In future work, Duvall says she’d like to see researchers compare Ae. aegypti with mosquito species that typically bite different animals “to ask whether they use the same type of olfactory coding to distinguish their preferred hosts, or if their preferences are mediated by distinct mechanisms.”
One potential application of the study’s insights is to the design of new mosquito attractants and repellents, writes Potter. “This could lead to the development of ‘super’ attractants that smell even better to a mosquito than a real human, which can then serve as baits to lure mosquitoes away from humans.” When combined with insecticide, such lures could be used for reducing mosquito populations.

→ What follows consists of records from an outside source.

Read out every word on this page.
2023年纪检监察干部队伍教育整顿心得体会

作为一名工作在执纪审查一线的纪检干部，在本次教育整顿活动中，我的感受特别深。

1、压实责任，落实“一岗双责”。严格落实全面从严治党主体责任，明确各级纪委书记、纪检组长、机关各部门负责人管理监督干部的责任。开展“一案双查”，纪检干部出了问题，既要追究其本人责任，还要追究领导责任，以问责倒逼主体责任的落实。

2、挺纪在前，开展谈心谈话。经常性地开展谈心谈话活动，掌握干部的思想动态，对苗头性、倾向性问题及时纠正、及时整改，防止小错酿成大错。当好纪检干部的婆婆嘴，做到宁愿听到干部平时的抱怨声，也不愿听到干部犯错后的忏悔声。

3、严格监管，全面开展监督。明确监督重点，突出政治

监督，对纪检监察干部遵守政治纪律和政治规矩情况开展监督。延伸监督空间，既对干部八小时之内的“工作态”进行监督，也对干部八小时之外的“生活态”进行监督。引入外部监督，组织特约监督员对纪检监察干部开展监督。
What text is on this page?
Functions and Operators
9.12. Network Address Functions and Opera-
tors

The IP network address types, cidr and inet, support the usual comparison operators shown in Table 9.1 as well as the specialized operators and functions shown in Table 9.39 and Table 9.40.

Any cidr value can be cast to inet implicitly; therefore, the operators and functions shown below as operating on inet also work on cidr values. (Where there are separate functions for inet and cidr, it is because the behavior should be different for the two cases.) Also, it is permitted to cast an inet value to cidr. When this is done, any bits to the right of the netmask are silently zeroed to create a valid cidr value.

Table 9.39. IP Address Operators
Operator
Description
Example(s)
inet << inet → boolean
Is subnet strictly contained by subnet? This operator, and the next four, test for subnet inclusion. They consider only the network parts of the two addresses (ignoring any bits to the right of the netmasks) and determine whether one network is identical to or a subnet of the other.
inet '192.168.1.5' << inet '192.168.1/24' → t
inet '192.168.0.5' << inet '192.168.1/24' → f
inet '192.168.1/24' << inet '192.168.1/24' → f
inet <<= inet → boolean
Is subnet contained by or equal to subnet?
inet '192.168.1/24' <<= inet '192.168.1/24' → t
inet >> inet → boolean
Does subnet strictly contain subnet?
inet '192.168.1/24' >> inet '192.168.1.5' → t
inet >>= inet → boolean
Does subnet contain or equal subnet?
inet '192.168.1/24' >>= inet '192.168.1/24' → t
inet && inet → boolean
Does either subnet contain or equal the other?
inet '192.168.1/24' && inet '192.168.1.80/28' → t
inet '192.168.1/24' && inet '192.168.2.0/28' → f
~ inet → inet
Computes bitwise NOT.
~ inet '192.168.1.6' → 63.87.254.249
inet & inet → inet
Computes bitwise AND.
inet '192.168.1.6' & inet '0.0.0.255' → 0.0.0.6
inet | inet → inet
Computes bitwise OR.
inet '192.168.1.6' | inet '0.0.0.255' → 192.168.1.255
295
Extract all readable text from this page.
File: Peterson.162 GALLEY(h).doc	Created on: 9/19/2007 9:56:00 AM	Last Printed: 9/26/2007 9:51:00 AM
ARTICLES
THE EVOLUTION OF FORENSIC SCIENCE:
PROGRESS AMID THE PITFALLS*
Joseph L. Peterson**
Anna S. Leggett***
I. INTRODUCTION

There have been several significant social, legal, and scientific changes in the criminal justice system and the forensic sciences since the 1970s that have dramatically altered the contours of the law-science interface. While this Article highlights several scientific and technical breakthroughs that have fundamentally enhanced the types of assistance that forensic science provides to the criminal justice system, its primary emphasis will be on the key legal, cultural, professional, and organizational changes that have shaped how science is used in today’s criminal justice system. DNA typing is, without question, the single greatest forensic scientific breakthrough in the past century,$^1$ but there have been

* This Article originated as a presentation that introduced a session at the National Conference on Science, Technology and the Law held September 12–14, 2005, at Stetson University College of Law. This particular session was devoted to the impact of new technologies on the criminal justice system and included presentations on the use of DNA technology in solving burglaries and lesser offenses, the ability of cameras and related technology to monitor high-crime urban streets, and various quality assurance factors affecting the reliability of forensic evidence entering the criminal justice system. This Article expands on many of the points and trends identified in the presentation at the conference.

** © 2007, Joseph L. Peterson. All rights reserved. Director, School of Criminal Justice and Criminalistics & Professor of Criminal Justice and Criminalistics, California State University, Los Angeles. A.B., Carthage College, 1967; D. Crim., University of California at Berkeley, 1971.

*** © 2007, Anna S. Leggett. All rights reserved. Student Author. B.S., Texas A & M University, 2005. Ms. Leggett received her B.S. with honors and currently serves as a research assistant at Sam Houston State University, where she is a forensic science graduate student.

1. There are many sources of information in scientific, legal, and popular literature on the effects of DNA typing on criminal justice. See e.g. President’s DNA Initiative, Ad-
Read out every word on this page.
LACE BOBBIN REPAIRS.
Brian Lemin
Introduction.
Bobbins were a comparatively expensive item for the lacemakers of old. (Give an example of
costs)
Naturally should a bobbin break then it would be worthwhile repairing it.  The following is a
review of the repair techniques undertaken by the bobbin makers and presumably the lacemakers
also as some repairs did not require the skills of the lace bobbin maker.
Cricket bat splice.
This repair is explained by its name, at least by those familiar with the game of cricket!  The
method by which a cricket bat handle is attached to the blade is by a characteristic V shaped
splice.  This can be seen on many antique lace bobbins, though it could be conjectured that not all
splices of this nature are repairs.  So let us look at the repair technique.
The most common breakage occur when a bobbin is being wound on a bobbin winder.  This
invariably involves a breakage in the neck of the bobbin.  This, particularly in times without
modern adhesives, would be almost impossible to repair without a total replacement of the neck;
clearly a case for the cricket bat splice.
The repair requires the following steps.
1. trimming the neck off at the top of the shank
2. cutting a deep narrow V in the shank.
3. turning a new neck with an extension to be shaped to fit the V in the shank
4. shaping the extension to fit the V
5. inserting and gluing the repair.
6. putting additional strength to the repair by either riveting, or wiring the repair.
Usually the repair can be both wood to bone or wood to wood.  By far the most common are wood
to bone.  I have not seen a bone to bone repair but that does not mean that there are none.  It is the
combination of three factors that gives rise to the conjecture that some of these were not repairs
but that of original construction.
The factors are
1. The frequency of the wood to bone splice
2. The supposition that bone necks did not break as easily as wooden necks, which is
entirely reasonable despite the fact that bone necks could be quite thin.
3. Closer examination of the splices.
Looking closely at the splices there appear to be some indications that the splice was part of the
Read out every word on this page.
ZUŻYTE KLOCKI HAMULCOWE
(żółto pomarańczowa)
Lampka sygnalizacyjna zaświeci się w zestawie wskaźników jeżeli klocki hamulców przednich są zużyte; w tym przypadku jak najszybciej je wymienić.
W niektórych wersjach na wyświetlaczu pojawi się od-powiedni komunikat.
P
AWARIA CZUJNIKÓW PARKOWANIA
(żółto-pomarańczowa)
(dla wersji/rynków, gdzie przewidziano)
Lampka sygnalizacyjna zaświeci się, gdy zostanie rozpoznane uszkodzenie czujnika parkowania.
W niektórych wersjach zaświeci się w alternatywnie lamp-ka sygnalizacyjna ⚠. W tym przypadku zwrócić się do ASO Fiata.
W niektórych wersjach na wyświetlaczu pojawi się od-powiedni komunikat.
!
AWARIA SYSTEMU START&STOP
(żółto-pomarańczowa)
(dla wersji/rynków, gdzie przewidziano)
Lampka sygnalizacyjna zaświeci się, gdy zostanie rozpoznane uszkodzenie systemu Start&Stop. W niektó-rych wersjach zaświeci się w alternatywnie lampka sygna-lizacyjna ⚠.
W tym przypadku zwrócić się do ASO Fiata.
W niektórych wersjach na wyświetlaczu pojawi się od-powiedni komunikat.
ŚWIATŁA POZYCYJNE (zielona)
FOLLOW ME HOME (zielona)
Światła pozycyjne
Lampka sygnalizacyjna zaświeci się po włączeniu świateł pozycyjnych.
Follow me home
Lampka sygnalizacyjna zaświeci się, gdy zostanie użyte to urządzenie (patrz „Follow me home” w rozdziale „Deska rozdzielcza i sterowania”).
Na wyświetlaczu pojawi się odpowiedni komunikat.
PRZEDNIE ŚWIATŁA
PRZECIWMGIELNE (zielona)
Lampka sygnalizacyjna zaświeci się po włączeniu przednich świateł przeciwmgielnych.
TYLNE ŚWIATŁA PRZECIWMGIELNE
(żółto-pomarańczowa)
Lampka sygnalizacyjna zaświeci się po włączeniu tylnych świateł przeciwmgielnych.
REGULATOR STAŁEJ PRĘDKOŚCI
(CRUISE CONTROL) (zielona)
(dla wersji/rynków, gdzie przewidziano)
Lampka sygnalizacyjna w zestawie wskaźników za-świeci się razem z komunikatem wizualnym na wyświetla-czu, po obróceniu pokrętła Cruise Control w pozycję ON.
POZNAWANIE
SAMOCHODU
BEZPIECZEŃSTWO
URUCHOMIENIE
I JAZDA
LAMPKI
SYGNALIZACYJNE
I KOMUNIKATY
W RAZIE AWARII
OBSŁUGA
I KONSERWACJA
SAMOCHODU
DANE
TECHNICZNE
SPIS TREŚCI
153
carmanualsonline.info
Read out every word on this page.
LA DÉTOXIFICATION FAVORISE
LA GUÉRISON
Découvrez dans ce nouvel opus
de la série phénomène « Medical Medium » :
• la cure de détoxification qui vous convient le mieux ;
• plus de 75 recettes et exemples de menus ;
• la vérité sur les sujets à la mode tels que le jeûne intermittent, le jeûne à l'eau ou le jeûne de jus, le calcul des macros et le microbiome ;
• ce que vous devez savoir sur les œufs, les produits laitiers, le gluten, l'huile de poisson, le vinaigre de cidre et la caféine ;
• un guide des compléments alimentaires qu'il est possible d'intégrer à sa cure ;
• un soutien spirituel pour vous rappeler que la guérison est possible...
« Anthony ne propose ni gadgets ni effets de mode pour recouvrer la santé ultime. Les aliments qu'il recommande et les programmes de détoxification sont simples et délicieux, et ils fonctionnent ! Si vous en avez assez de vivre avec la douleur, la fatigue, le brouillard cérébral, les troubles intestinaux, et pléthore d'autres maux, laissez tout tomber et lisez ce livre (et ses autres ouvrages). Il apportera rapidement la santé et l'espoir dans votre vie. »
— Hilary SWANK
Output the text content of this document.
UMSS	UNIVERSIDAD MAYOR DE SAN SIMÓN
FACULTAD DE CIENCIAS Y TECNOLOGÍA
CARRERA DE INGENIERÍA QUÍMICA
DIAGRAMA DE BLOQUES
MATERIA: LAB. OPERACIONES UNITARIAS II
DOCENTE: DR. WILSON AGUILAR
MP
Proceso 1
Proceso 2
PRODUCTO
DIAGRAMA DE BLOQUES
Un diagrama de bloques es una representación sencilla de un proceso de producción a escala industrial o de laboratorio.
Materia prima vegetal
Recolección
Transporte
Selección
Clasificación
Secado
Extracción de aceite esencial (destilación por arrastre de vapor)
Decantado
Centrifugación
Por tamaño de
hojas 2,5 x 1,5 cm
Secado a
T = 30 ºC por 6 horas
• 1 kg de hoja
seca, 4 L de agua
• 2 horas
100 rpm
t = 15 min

However, McBride cautions that more research is needed. “What we can say now is that if you want to design a blend that’s really attractive to these mosquitoes, you should include at least a little bit of decanal or undecanal.” The new neural imaging techniques could be a big step forward to screen for other compounds that inhibit or activate these neurons, McBride adds. “It opens up all sorts of doors to designing better repellents and attractants.”